Garcia, ele também historiador, traça um paralelo entre os anos 60, a década de 80 e os dias atuais. Nos anos 60, havia os “Cadernos do Povo Brasileiro”, com temas políticos, históricos, sociais. Os 80 presenciaram o sucesso da coleção “Primeiros Passos”. O volume O Que É Ideologia, de Marilena Chaui, vendeu mais de 100 mil exemplares. Além do êxito, a série suscitou grandes debates.
“Nesses dois momentos, o Brasil se viu constrangido a pensar-se”, compara Garcia. Segundo ele, hoje ocorre o mesmo fenômeno, por razões diversas. Primeiro, há as efemérides em torno dos 500 anos do Descobrimento. E há, segundo ele, a “débâcle” (derrota).
Garcia arrola a crise do governo Fernando Henrique e os supostos fracassos de sua proposta econômica, perda do otimismo e da hegemonia das idéias liberais como fatores que levaram os brasileiros a mais uma vez se interessar pela própria história.
Para esse público sedento de conhecer a si mesmo, a coleção oferece dezenas de temas, dentre os principais movimentos ocorridos na sociedade brasileira: a Guerra de Canudos, a trajetória dos partidos comunistas, as lutas operária e camponesa, a questão indígena, os estudantes, o feminismo etc (veja acima os próximos lançamentos da coleção).
Não é um quadro temático fechado, algo difícil, aliás, para uma série planejada para se estender pelos próximos três anos.
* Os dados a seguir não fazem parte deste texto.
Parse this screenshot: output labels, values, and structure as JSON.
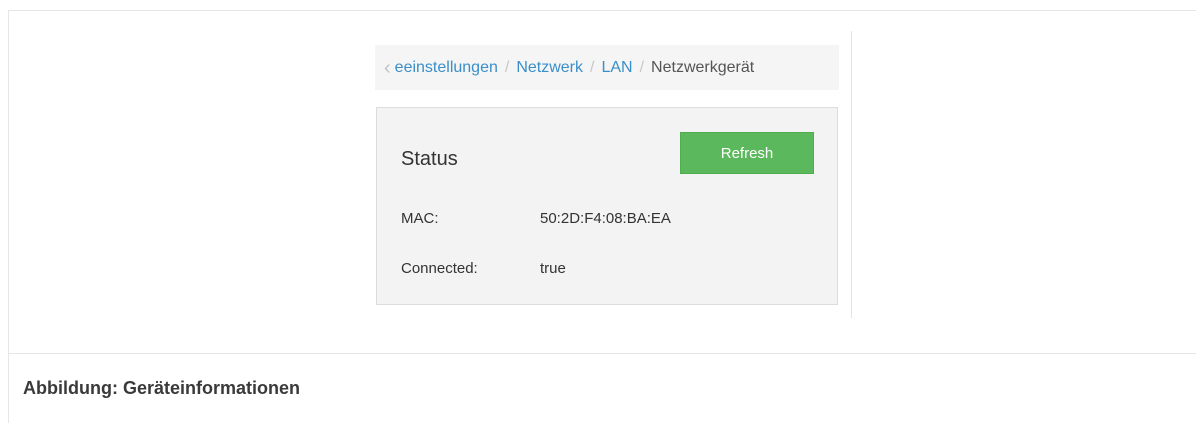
{
  "breadcrumb": {
    "items": [
      "Geräteeinstellungen",
      "Netzwerk",
      "LAN"
    ],
    "current": "Netzwerkgerät",
    "visible_first": "eeinstellungen",
    "separator": "/"
  },
  "status_panel": {
    "title": "Status",
    "refresh_label": "Refresh",
    "rows": [
      {
        "label": "MAC:",
        "value": "50:2D:F4:08:BA:EA"
      },
      {
        "label": "Connected:",
        "value": "true"
      }
    ]
  },
  "caption": "Abbildung: Geräteinformationen",
  "colors": {
    "link": "#3a8fc9",
    "button": "#5cb85c"
  }
}
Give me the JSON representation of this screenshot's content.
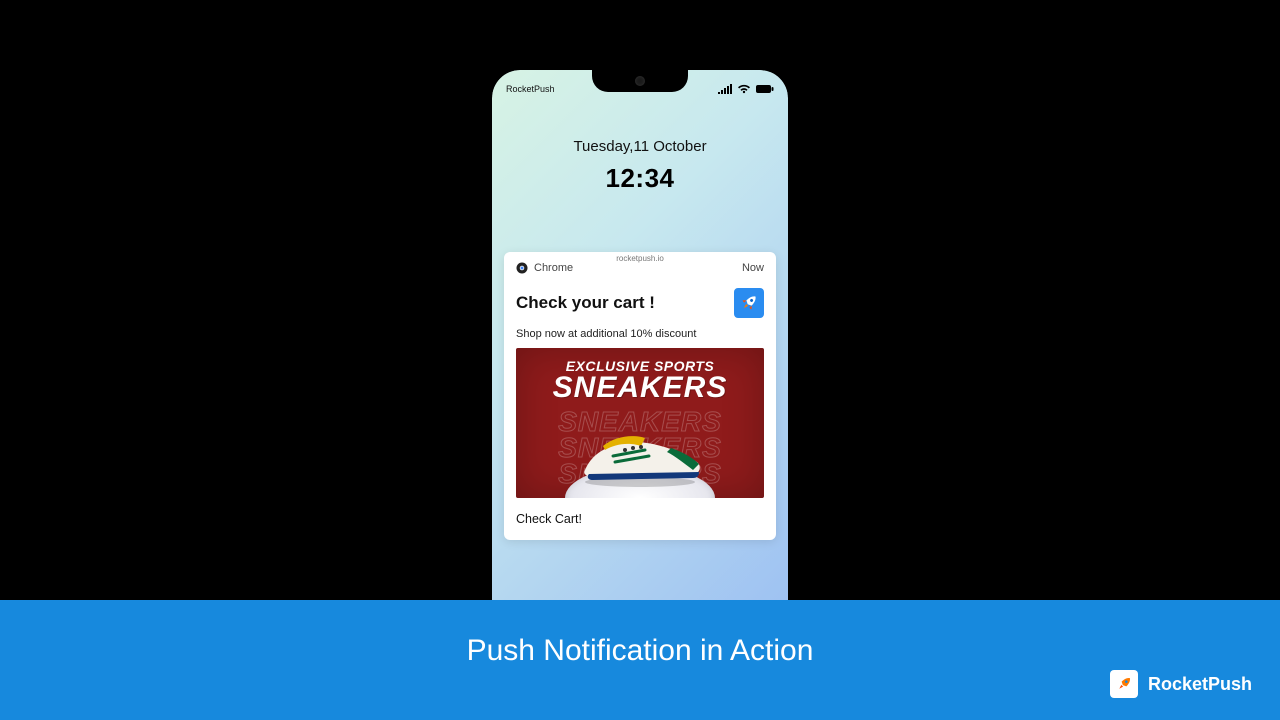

De concreto, a editora promete um tratamento claro e objetivo, não oficioso, dos assuntos; um projeto gráfico bem cuidado, que inclui documentos, fotos, cronologias e ilustrações, para atingir tanto os leitores não-acadêmicos, como os adolescentes. Planejam-se volumes curtos, de 50 a 80 páginas.
Em Brasil: Mito Fundador e Sociedade Autoritária, a filósofa Marilena Chaui defende a tese de que o Brasil já existia muito antes do Descobrimento (ou do “Achamento”).
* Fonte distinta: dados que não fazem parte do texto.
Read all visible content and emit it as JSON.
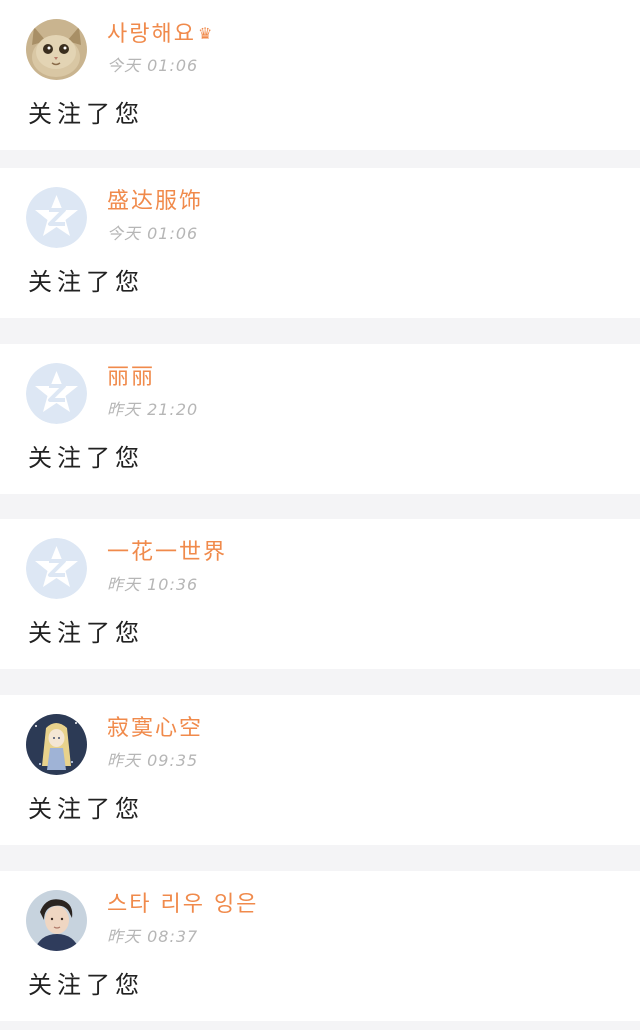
{
  "feed": {
    "items": [
      {
        "username": "사랑해요",
        "badge_icon": "crown-icon",
        "badge_glyph": "♛",
        "timestamp": "今天 01:06",
        "action": "关注了您",
        "avatar": "cat-photo-avatar"
      },
      {
        "username": "盛达服饰",
        "timestamp": "今天 01:06",
        "action": "关注了您",
        "avatar": "default-star-avatar"
      },
      {
        "username": "丽丽",
        "timestamp": "昨天 21:20",
        "action": "关注了您",
        "avatar": "default-star-avatar"
      },
      {
        "username": "一花一世界",
        "timestamp": "昨天 10:36",
        "action": "关注了您",
        "avatar": "default-star-avatar"
      },
      {
        "username": "寂寞心空",
        "timestamp": "昨天 09:35",
        "action": "关注了您",
        "avatar": "anime-girl-avatar"
      },
      {
        "username": "스타 리우 잉은",
        "timestamp": "昨天 08:37",
        "action": "关注了您",
        "avatar": "person-photo-avatar"
      }
    ]
  },
  "colors": {
    "username": "#f08a4b",
    "timestamp": "#b6b6b6",
    "action": "#222222",
    "separator": "#f4f4f6",
    "default_avatar_bg": "#dde7f4"
  }
}
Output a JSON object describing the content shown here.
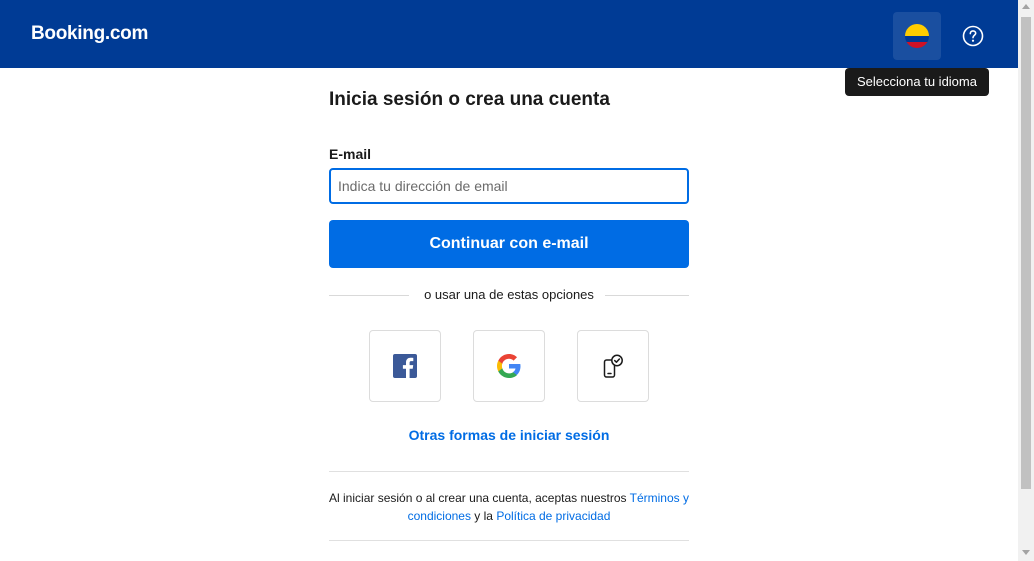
{
  "header": {
    "logo": "Booking.com",
    "language_icon": "colombia-flag-icon",
    "help_icon": "question-circle-icon",
    "tooltip": "Selecciona tu idioma",
    "colors": {
      "background": "#003b95",
      "flag_button": "#1a4fa0"
    }
  },
  "form": {
    "title": "Inicia sesión o crea una cuenta",
    "email_label": "E-mail",
    "email_placeholder": "Indica tu dirección de email",
    "email_value": "",
    "continue_label": "Continuar con e-mail",
    "divider_text": "o usar una de estas opciones",
    "social_buttons": [
      {
        "name": "facebook",
        "icon": "facebook-icon"
      },
      {
        "name": "google",
        "icon": "google-icon"
      },
      {
        "name": "device",
        "icon": "phone-check-icon"
      }
    ],
    "other_options_link": "Otras formas de iniciar sesión",
    "colors": {
      "primary": "#006ce4"
    }
  },
  "terms": {
    "prefix": "Al iniciar sesión o al crear una cuenta, aceptas nuestros ",
    "terms_link": "Términos y condiciones",
    "connector": " y la ",
    "privacy_link": "Política de privacidad"
  }
}
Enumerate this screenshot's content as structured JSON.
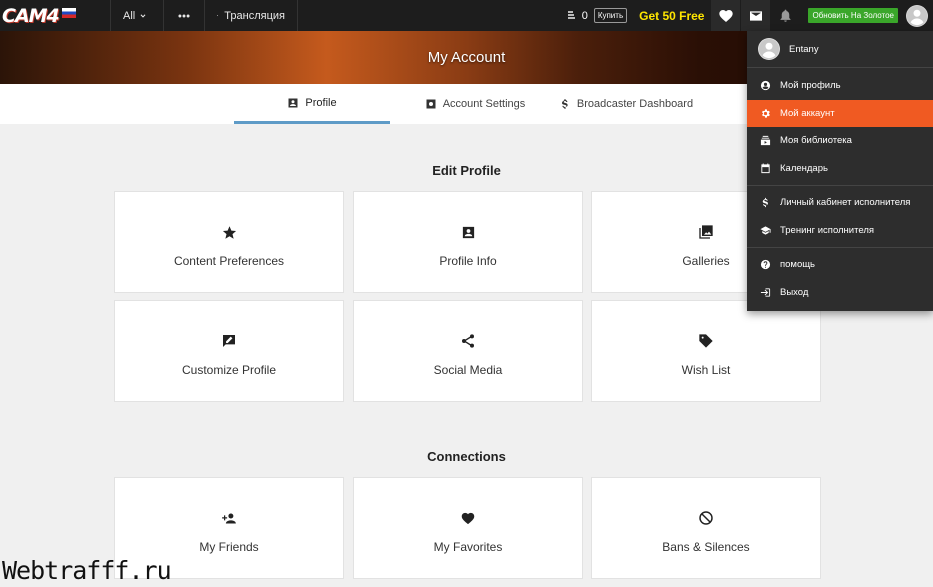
{
  "topbar": {
    "logo_text": "CAM4",
    "all_label": "All",
    "broadcast_label": "Трансляция",
    "tokens_count": "0",
    "buy_label": "Купить",
    "get_free_label": "Get 50 Free",
    "upgrade_label": "Обновить На Золотое"
  },
  "banner": {
    "title": "My Account"
  },
  "tabs": [
    {
      "label": "Profile"
    },
    {
      "label": "Account Settings"
    },
    {
      "label": "Broadcaster Dashboard"
    }
  ],
  "edit_profile": {
    "title": "Edit Profile",
    "cards": [
      {
        "label": "Content Preferences",
        "icon": "star-icon"
      },
      {
        "label": "Profile Info",
        "icon": "profile-card-icon"
      },
      {
        "label": "Galleries",
        "icon": "photo-library-icon"
      },
      {
        "label": "Customize Profile",
        "icon": "edit-box-icon"
      },
      {
        "label": "Social Media",
        "icon": "share-icon"
      },
      {
        "label": "Wish List",
        "icon": "tag-icon"
      }
    ]
  },
  "connections": {
    "title": "Connections",
    "cards": [
      {
        "label": "My Friends",
        "icon": "add-person-icon"
      },
      {
        "label": "My Favorites",
        "icon": "heart-icon"
      },
      {
        "label": "Bans & Silences",
        "icon": "block-icon"
      }
    ]
  },
  "dropdown": {
    "username": "Entany",
    "items": [
      {
        "label": "Мой профиль",
        "icon": "account-circle-icon"
      },
      {
        "label": "Мой аккаунт",
        "icon": "gear-icon",
        "active": true
      },
      {
        "label": "Моя библиотека",
        "icon": "library-icon"
      },
      {
        "label": "Календарь",
        "icon": "calendar-icon"
      },
      {
        "label": "Личный кабинет исполнителя",
        "icon": "dollar-icon"
      },
      {
        "label": "Тренинг исполнителя",
        "icon": "graduation-cap-icon"
      },
      {
        "label": "помощь",
        "icon": "help-icon"
      },
      {
        "label": "Выход",
        "icon": "logout-icon"
      }
    ]
  },
  "watermark": "Webtrafff.ru",
  "colors": {
    "accent_orange": "#f05a22",
    "tab_underline": "#5e9bc7",
    "upgrade_green": "#3aa62a",
    "free_yellow": "#ffe600"
  }
}
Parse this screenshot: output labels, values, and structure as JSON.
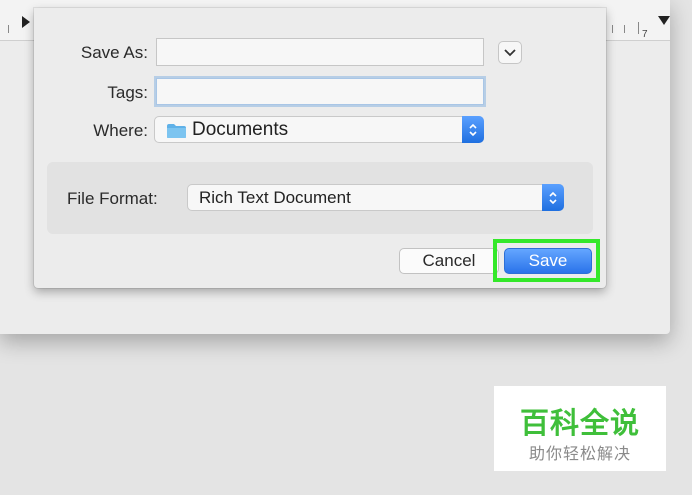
{
  "ruler": {
    "number": "7"
  },
  "dialog": {
    "save_as_label": "Save As:",
    "save_as_value": "",
    "tags_label": "Tags:",
    "tags_value": "",
    "where_label": "Where:",
    "where_value": "Documents",
    "where_icon": "folder-icon",
    "file_format_label": "File Format:",
    "file_format_value": "Rich Text Document",
    "cancel_label": "Cancel",
    "save_label": "Save"
  },
  "watermark": {
    "main": "百科全说",
    "sub": "助你轻松解决"
  },
  "colors": {
    "accent": "#2a73ea",
    "highlight": "#34e82a",
    "watermark": "#3fbf3a"
  }
}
Segundo Chaui, “o Brasil é uma criação dos conquistadores europeus”, uma “narrativa de origem” com raízes na Bíblia e em concepções milenaristas.
Esse mito, em seu sentido antropológico e psicanalítico, que não “cessa de se repetir”, legitima o populismo e o ufanismo, por exemplo. E esconde a violência e a injustiça na falsa imagem do “Brasil como comunidade una e indivisa, ordeira e pacífica, rumando para seu futuro certo, pois escolhido por Deus”.
Garcia não vê contradição na escolha de uma filósofa para inaugurar uma coleção de história. “A série está na confluência entre filosofia, política e história”, afirma. “Há inclusive muitos pensadores que, a rigor, não são historiadores, como o antropólogo John Monteiro e a crítica literária Walnice Nogueira Galvão. O que desejávamos era reunir um conjunto de textos críticos de qualidade”, completa.
Publicado na Folha de São Paulo.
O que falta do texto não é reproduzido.